# Training Betta Fish



## onefiveoneone (Nov 6, 2011)

Hello everyone!
I've had my beautiful female Betta named Shinny for almost a year now and I can honestly say she's a strong girl.

I was thinking that it would be fun to try and train her to do tricks like following my fingers and jumping for food. Do you think this is possible? People are really sceptical and telling me that I'm crazy :roll:

Has anyone had any luck in training their fish? :-D

Thanks in advance.
Stephanie.


----------



## Bombalurina (Oct 10, 2011)

Training bettas is easy, and those nay-sayers have obviously never tried.  Google R2 Fish School - it's about a goldfish, but it works just fine and dandy for bettas too. However, you don't need it.

It is extremely easy to train your bettas to jump for food. Use treats like bloodworms. Put the bloodworm in the water and wave it about, then release it when the betta gets close. Keep doing that until the betta will actually take it from the tweezers (or your finger). Then, day by day, raise the tweezers a little higher until they are above the water entirely. They catch on pretty quickly. 

You can use a similar method to get them to swim through a hoop.


----------



## onefiveoneone (Nov 6, 2011)

Aw! The goldfish is so cute.

I tried training her to jump for food today! I tried it with her favourite pellets because I ran out of bloodworms last week. I dangled my finger in the tank and when I least expected it, she jumped and nipped me. Missed the food but close enough!

Thank you for your tips, 
I'll post up a video if I can get her to do other tricks!


----------



## Bombalurina (Oct 10, 2011)

Hey, just noticed your location! The Australians are slowly taking over.  It's good. 
Isn't it the cutest when they jump!?


----------



## onefiveoneone (Nov 6, 2011)

Oh! Just out of curiosity, what state are you from?

They are adorable!
My Shinny jumped a lot when I gave her food but I thought it was just instinct. I didn't know you could actually train them like other pets.

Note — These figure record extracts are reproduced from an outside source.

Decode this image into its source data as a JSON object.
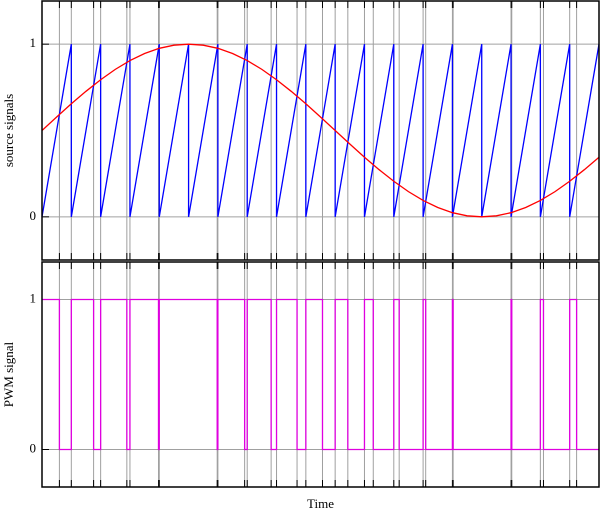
{
  "chart_data": [
    {
      "type": "line",
      "ylabel": "source signals",
      "xlim": [
        0,
        0.95
      ],
      "ylim": [
        -0.25,
        1.25
      ],
      "yticks": [
        0,
        1
      ],
      "grid": true,
      "series": [
        {
          "color": "#0000ff",
          "x": [
            0,
            0.05,
            0.05,
            0.1,
            0.1,
            0.15,
            0.15,
            0.2,
            0.2,
            0.25,
            0.25,
            0.3,
            0.3,
            0.35,
            0.35,
            0.4,
            0.4,
            0.45,
            0.45,
            0.5,
            0.5,
            0.55,
            0.55,
            0.6,
            0.6,
            0.65,
            0.65,
            0.7,
            0.7,
            0.75,
            0.75,
            0.8,
            0.8,
            0.85,
            0.85,
            0.9,
            0.9,
            0.95
          ],
          "values": [
            0,
            1,
            0,
            1,
            0,
            1,
            0,
            1,
            0,
            1,
            0,
            1,
            0,
            1,
            0,
            1,
            0,
            1,
            0,
            1,
            0,
            1,
            0,
            1,
            0,
            1,
            0,
            1,
            0,
            1,
            0,
            1,
            0,
            1,
            0,
            1,
            0,
            1
          ]
        },
        {
          "color": "#ff0000",
          "x": [
            0,
            0.025,
            0.05,
            0.075,
            0.1,
            0.125,
            0.15,
            0.175,
            0.2,
            0.225,
            0.25,
            0.275,
            0.3,
            0.325,
            0.35,
            0.375,
            0.4,
            0.425,
            0.45,
            0.475,
            0.5,
            0.525,
            0.55,
            0.575,
            0.6,
            0.625,
            0.65,
            0.675,
            0.7,
            0.725,
            0.75,
            0.775,
            0.8,
            0.825,
            0.85,
            0.875,
            0.9,
            0.925,
            0.95
          ],
          "values": [
            0.5,
            0.578,
            0.655,
            0.727,
            0.794,
            0.854,
            0.905,
            0.946,
            0.976,
            0.994,
            1,
            0.994,
            0.976,
            0.946,
            0.905,
            0.854,
            0.794,
            0.727,
            0.655,
            0.578,
            0.5,
            0.422,
            0.345,
            0.273,
            0.206,
            0.146,
            0.095,
            0.054,
            0.024,
            0.006,
            0,
            0.006,
            0.024,
            0.054,
            0.095,
            0.146,
            0.206,
            0.273,
            0.345
          ]
        }
      ]
    },
    {
      "type": "line",
      "ylabel": "PWM signal",
      "xlabel": "Time",
      "xlim": [
        0,
        0.95
      ],
      "ylim": [
        -0.25,
        1.25
      ],
      "yticks": [
        0,
        1
      ],
      "grid": true,
      "series": [
        {
          "color": "#e000e0",
          "x": [
            0,
            0.0297,
            0.0297,
            0.05,
            0.05,
            0.088,
            0.088,
            0.1,
            0.1,
            0.1447,
            0.1447,
            0.15,
            0.15,
            0.1987,
            0.1987,
            0.2,
            0.2,
            0.2988,
            0.2988,
            0.3,
            0.3,
            0.3456,
            0.3456,
            0.35,
            0.35,
            0.3908,
            0.3908,
            0.4,
            0.4,
            0.435,
            0.435,
            0.45,
            0.45,
            0.4784,
            0.4784,
            0.5,
            0.5,
            0.5216,
            0.5216,
            0.55,
            0.55,
            0.565,
            0.565,
            0.6,
            0.6,
            0.6092,
            0.6092,
            0.65,
            0.65,
            0.6544,
            0.6544,
            0.7,
            0.7,
            0.7012,
            0.7012,
            0.8,
            0.8,
            0.8012,
            0.8012,
            0.85,
            0.85,
            0.8553,
            0.8553,
            0.9,
            0.9,
            0.9118,
            0.9118,
            0.95
          ],
          "values": [
            1,
            1,
            0,
            0,
            1,
            1,
            0,
            0,
            1,
            1,
            0,
            0,
            1,
            1,
            0,
            0,
            1,
            1,
            0,
            0,
            1,
            1,
            0,
            0,
            1,
            1,
            0,
            0,
            1,
            1,
            0,
            0,
            1,
            1,
            0,
            0,
            1,
            1,
            0,
            0,
            1,
            1,
            0,
            0,
            1,
            1,
            0,
            0,
            1,
            1,
            0,
            0,
            1,
            1,
            0,
            0,
            1,
            1,
            0,
            0,
            1,
            1,
            0,
            0,
            1,
            1,
            0,
            0
          ]
        }
      ]
    }
  ]
}
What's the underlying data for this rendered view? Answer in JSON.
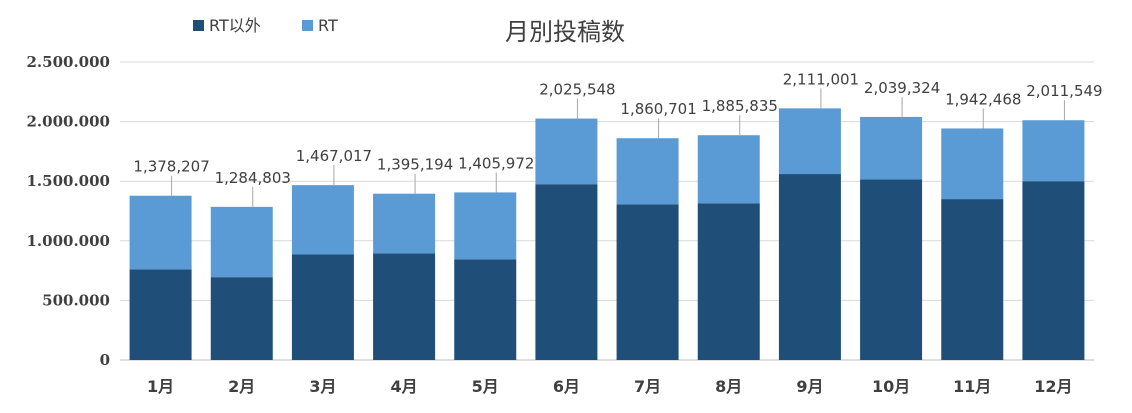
{
  "chart_data": {
    "type": "bar",
    "stacked": true,
    "title": "月別投稿数",
    "categories": [
      "1月",
      "2月",
      "3月",
      "4月",
      "5月",
      "6月",
      "7月",
      "8月",
      "9月",
      "10月",
      "11月",
      "12月"
    ],
    "series": [
      {
        "name": "RT以外",
        "color": "#1f4e79",
        "values": [
          760000,
          695000,
          885000,
          895000,
          845000,
          1475000,
          1305000,
          1315000,
          1560000,
          1515000,
          1350000,
          1500000
        ]
      },
      {
        "name": "RT",
        "color": "#5b9bd5",
        "values": [
          618207,
          589803,
          582017,
          500194,
          560972,
          550548,
          555701,
          570835,
          551001,
          524324,
          592468,
          511549
        ]
      }
    ],
    "totals": [
      1378207,
      1284803,
      1467017,
      1395194,
      1405972,
      2025548,
      1860701,
      1885835,
      2111001,
      2039324,
      1942468,
      2011549
    ],
    "total_labels": [
      "1,378,207",
      "1,284,803",
      "1,467,017",
      "1,395,194",
      "1,405,972",
      "2,025,548",
      "1,860,701",
      "1,885,835",
      "2,111,001",
      "2,039,324",
      "1,942,468",
      "2,011,549"
    ],
    "y_ticks": [
      0,
      500000,
      1000000,
      1500000,
      2000000,
      2500000
    ],
    "y_tick_labels": [
      "0",
      "500.000",
      "1.000.000",
      "1.500.000",
      "2.000.000",
      "2.500.000"
    ],
    "ylim": [
      0,
      2500000
    ],
    "legend_position": "top-left",
    "grid": true
  }
}
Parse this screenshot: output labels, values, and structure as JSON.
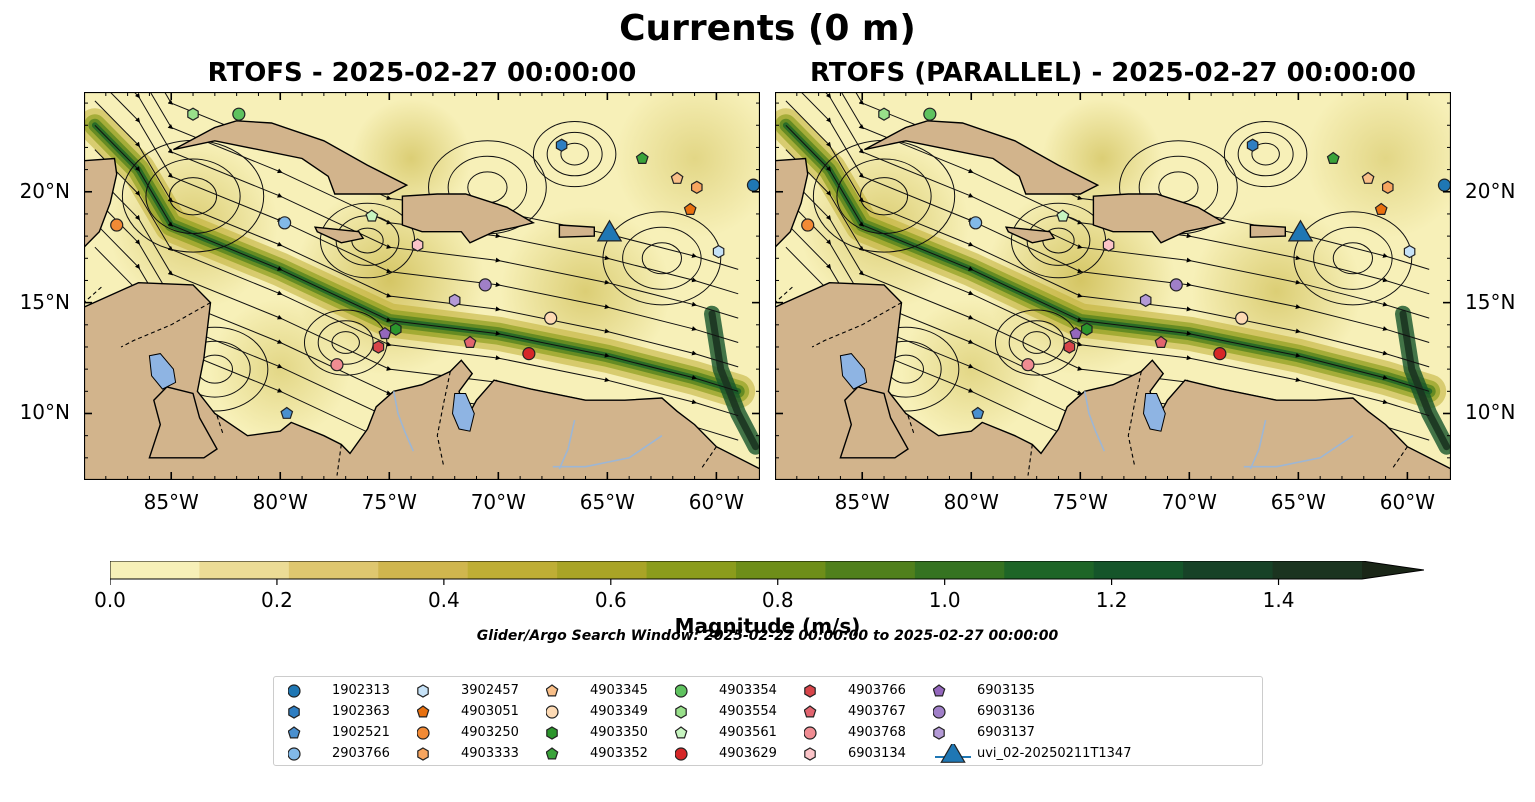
{
  "figure": {
    "suptitle": "Currents (0 m)",
    "left_title": "RTOFS - 2025-02-27 00:00:00",
    "right_title": "RTOFS (PARALLEL) - 2025-02-27 00:00:00",
    "search_window": "Glider/Argo Search Window: 2025-02-22 00:00:00 to 2025-02-27 00:00:00",
    "colorbar_label": "Magnitude (m/s)"
  },
  "axes": {
    "lon_range": [
      -89,
      -58
    ],
    "lat_range": [
      7,
      24.5
    ],
    "lon_ticks": [
      {
        "value": -85,
        "label": "85°W"
      },
      {
        "value": -80,
        "label": "80°W"
      },
      {
        "value": -75,
        "label": "75°W"
      },
      {
        "value": -70,
        "label": "70°W"
      },
      {
        "value": -65,
        "label": "65°W"
      },
      {
        "value": -60,
        "label": "60°W"
      }
    ],
    "lat_ticks": [
      {
        "value": 10,
        "label": "10°N"
      },
      {
        "value": 15,
        "label": "15°N"
      },
      {
        "value": 20,
        "label": "20°N"
      }
    ]
  },
  "colorbar": {
    "min": 0.0,
    "max": 1.5,
    "step": 0.1,
    "extend": "max",
    "tick_labels": [
      "0.0",
      "0.2",
      "0.4",
      "0.6",
      "0.8",
      "1.0",
      "1.2",
      "1.4"
    ],
    "colors": [
      "#f7f0b8",
      "#ecdc96",
      "#dfc76f",
      "#d0b64e",
      "#bfae35",
      "#a9a426",
      "#8b9c1c",
      "#6e8e19",
      "#50801c",
      "#357321",
      "#1e6527",
      "#15552a",
      "#174227",
      "#1b3420",
      "#1a2617"
    ]
  },
  "colors": {
    "land": "#d2b48c",
    "lake": "#8eb4e3",
    "river": "#9db6d4"
  },
  "legend": [
    {
      "id": "1902313",
      "marker": "circle",
      "color": "#1f77b4"
    },
    {
      "id": "1902363",
      "marker": "hexagon",
      "color": "#2e7ec2"
    },
    {
      "id": "1902521",
      "marker": "pentagon",
      "color": "#4a90cf"
    },
    {
      "id": "2903766",
      "marker": "circle",
      "color": "#82b9e8"
    },
    {
      "id": "3902457",
      "marker": "hexagon",
      "color": "#c6e2f7"
    },
    {
      "id": "4903051",
      "marker": "pentagon",
      "color": "#e8700f"
    },
    {
      "id": "4903250",
      "marker": "circle",
      "color": "#f28a35"
    },
    {
      "id": "4903333",
      "marker": "hexagon",
      "color": "#f7a55f"
    },
    {
      "id": "4903345",
      "marker": "pentagon",
      "color": "#f9bf88"
    },
    {
      "id": "4903349",
      "marker": "circle",
      "color": "#fddab4"
    },
    {
      "id": "4903350",
      "marker": "hexagon",
      "color": "#2c952c"
    },
    {
      "id": "4903352",
      "marker": "pentagon",
      "color": "#3aa33a"
    },
    {
      "id": "4903354",
      "marker": "circle",
      "color": "#5fc25f"
    },
    {
      "id": "4903554",
      "marker": "hexagon",
      "color": "#98df8a"
    },
    {
      "id": "4903561",
      "marker": "pentagon",
      "color": "#c7f5c0"
    },
    {
      "id": "4903629",
      "marker": "circle",
      "color": "#d62728"
    },
    {
      "id": "4903766",
      "marker": "hexagon",
      "color": "#d8454a"
    },
    {
      "id": "4903767",
      "marker": "pentagon",
      "color": "#e2646f"
    },
    {
      "id": "4903768",
      "marker": "circle",
      "color": "#f08c92"
    },
    {
      "id": "6903134",
      "marker": "hexagon",
      "color": "#fbc4c8"
    },
    {
      "id": "6903135",
      "marker": "pentagon",
      "color": "#9467bd"
    },
    {
      "id": "6903136",
      "marker": "circle",
      "color": "#a07fc8"
    },
    {
      "id": "6903137",
      "marker": "hexagon",
      "color": "#b49ad6"
    },
    {
      "id": "uvi_02-20250211T1347",
      "marker": "triangle",
      "color": "#1f77b4"
    }
  ],
  "platform_positions_left": [
    {
      "id": "1902313",
      "lon": -58.3,
      "lat": 20.3
    },
    {
      "id": "1902363",
      "lon": -67.1,
      "lat": 22.1
    },
    {
      "id": "1902521",
      "lon": -79.7,
      "lat": 10.0
    },
    {
      "id": "2903766",
      "lon": -79.8,
      "lat": 18.6
    },
    {
      "id": "3902457",
      "lon": -59.9,
      "lat": 17.3
    },
    {
      "id": "4903051",
      "lon": -61.2,
      "lat": 19.2
    },
    {
      "id": "4903250",
      "lon": -87.5,
      "lat": 18.5
    },
    {
      "id": "4903333",
      "lon": -60.9,
      "lat": 20.2
    },
    {
      "id": "4903345",
      "lon": -61.8,
      "lat": 20.6
    },
    {
      "id": "4903349",
      "lon": -67.6,
      "lat": 14.3
    },
    {
      "id": "4903350",
      "lon": -74.7,
      "lat": 13.8
    },
    {
      "id": "4903352",
      "lon": -63.4,
      "lat": 21.5
    },
    {
      "id": "4903354",
      "lon": -81.9,
      "lat": 23.5
    },
    {
      "id": "4903554",
      "lon": -84.0,
      "lat": 23.5
    },
    {
      "id": "4903561",
      "lon": -75.8,
      "lat": 18.9
    },
    {
      "id": "4903629",
      "lon": -68.6,
      "lat": 12.7
    },
    {
      "id": "4903766",
      "lon": -75.5,
      "lat": 13.0
    },
    {
      "id": "4903767",
      "lon": -71.3,
      "lat": 13.2
    },
    {
      "id": "4903768",
      "lon": -77.4,
      "lat": 12.2
    },
    {
      "id": "6903134",
      "lon": -73.7,
      "lat": 17.6
    },
    {
      "id": "6903135",
      "lon": -75.2,
      "lat": 13.6
    },
    {
      "id": "6903136",
      "lon": -70.6,
      "lat": 15.8
    },
    {
      "id": "6903137",
      "lon": -72.0,
      "lat": 15.1
    },
    {
      "id": "uvi_02-20250211T1347",
      "lon": -64.9,
      "lat": 18.2
    }
  ],
  "platform_positions_right": [
    {
      "id": "1902313",
      "lon": -58.3,
      "lat": 20.3
    },
    {
      "id": "1902363",
      "lon": -67.1,
      "lat": 22.1
    },
    {
      "id": "1902521",
      "lon": -79.7,
      "lat": 10.0
    },
    {
      "id": "2903766",
      "lon": -79.8,
      "lat": 18.6
    },
    {
      "id": "3902457",
      "lon": -59.9,
      "lat": 17.3
    },
    {
      "id": "4903051",
      "lon": -61.2,
      "lat": 19.2
    },
    {
      "id": "4903250",
      "lon": -87.5,
      "lat": 18.5
    },
    {
      "id": "4903333",
      "lon": -60.9,
      "lat": 20.2
    },
    {
      "id": "4903345",
      "lon": -61.8,
      "lat": 20.6
    },
    {
      "id": "4903349",
      "lon": -67.6,
      "lat": 14.3
    },
    {
      "id": "4903350",
      "lon": -74.7,
      "lat": 13.8
    },
    {
      "id": "4903352",
      "lon": -63.4,
      "lat": 21.5
    },
    {
      "id": "4903354",
      "lon": -81.9,
      "lat": 23.5
    },
    {
      "id": "4903554",
      "lon": -84.0,
      "lat": 23.5
    },
    {
      "id": "4903561",
      "lon": -75.8,
      "lat": 18.9
    },
    {
      "id": "4903629",
      "lon": -68.6,
      "lat": 12.7
    },
    {
      "id": "4903766",
      "lon": -75.5,
      "lat": 13.0
    },
    {
      "id": "4903767",
      "lon": -71.3,
      "lat": 13.2
    },
    {
      "id": "4903768",
      "lon": -77.4,
      "lat": 12.2
    },
    {
      "id": "6903134",
      "lon": -73.7,
      "lat": 17.6
    },
    {
      "id": "6903135",
      "lon": -75.2,
      "lat": 13.6
    },
    {
      "id": "6903136",
      "lon": -70.6,
      "lat": 15.8
    },
    {
      "id": "6903137",
      "lon": -72.0,
      "lat": 15.1
    },
    {
      "id": "uvi_02-20250211T1347",
      "lon": -64.9,
      "lat": 18.2
    }
  ]
}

Just last week, I put her in a shallow bowl to clean her tank and found it empty when it returned. Naturally, I freaked out and went looking all around the bowl. Turns out, she jumped out, fell onto the table, flopped around and fell onto the floor. I felt terrible! It was worse knowing that she was there for a good 5 minutes while I was cleaning.

I scooped her up though, even though I was convinced she was dead, and put her back in water. Miraculously, she survived with no bruises or broken bones. Well, I learned my lesson.

She's one hardy fish! Survivor of Dropsy and a nasty fall.


----------



## Bombalurina (Oct 10, 2011)

I'm in the ACT, but I used to live in NSW. I've been to Adelaide a couple of times - beautiful city! I confess I'm not a true Aussie, though - I'm British really. I'm a citizen now, though!

It's amazing how well bettas survive their jumping escapades. They can survive out of water much better than other fish due to their labyrinth organs allowing them to breathe some air rather than just taking it through the water. Incredible fish. I'm glad she was ok after her escapades - it sounds like she's really been through the wars!

Capitalise on that jumping instinct and teach her to jump through a hoop.


----------



## onefiveoneone (Nov 6, 2011)

Ooh! I was planning to live in Sydney once I was finished with school. It's funny how so many people just assume that living in Adelaide is the equivalent of living in the country.

Wow! I love the British accent, it's so sophisticated.

Oh, she stirs up so much trouble this one. She seems to be fine but the thing is, her fins look a bit clamped up. She extends them while she swims but it just seems odd. Also, before the fall, her spine was sort of bent in an L-shape but now it's straight. So I guess things worked out better than I had hoped.

Jumping through a hoop would be so cute! Have you trained any of your fish to do any tricks?


----------



## freeflow246 (Jul 24, 2011)

I've trained Jalen to jump for food, follow my finger, and swim into my hand for food. Just take baby steps, and they'll catch on in no time.
Sushi nipped at my finger and would swim into my hand the first day I got him, so I've got a feeling that he's going to be a pretty outgoing guy. 
Right now I'm trying to train Jalen to flare at this garish purple highlighter that I have. Mildly successful so far.


----------



## Gamma (Oct 25, 2011)

my betta can swim through a hoop, flare on command, jump for food and follow my finger. I taught him that in a month


----------



## Bombalurina (Oct 10, 2011)

Gamma, that VT in your avatar is gorgeous!


----------



## Gamma (Oct 25, 2011)

Bombalurina said:


> Gamma, that VT in your avatar is gorgeous!


Thank you! That's late The Baron. He was the smartest Betta I ever had. Like I said above he could do alot of tricks and I could get him to blow a bubble by making a popping sound..... I miss him so much.


----------



## onefiveoneone (Nov 6, 2011)

Wow! That's amazing. My baby Shinny likes to eat off my finger now! What did you use for the hoop? I've heard that people have used a pipe cleaner but I'm worried because of the metal wire.


----------



## Neelie (Feb 18, 2010)

ghost used to swim through a hoop too  so cute!!


----------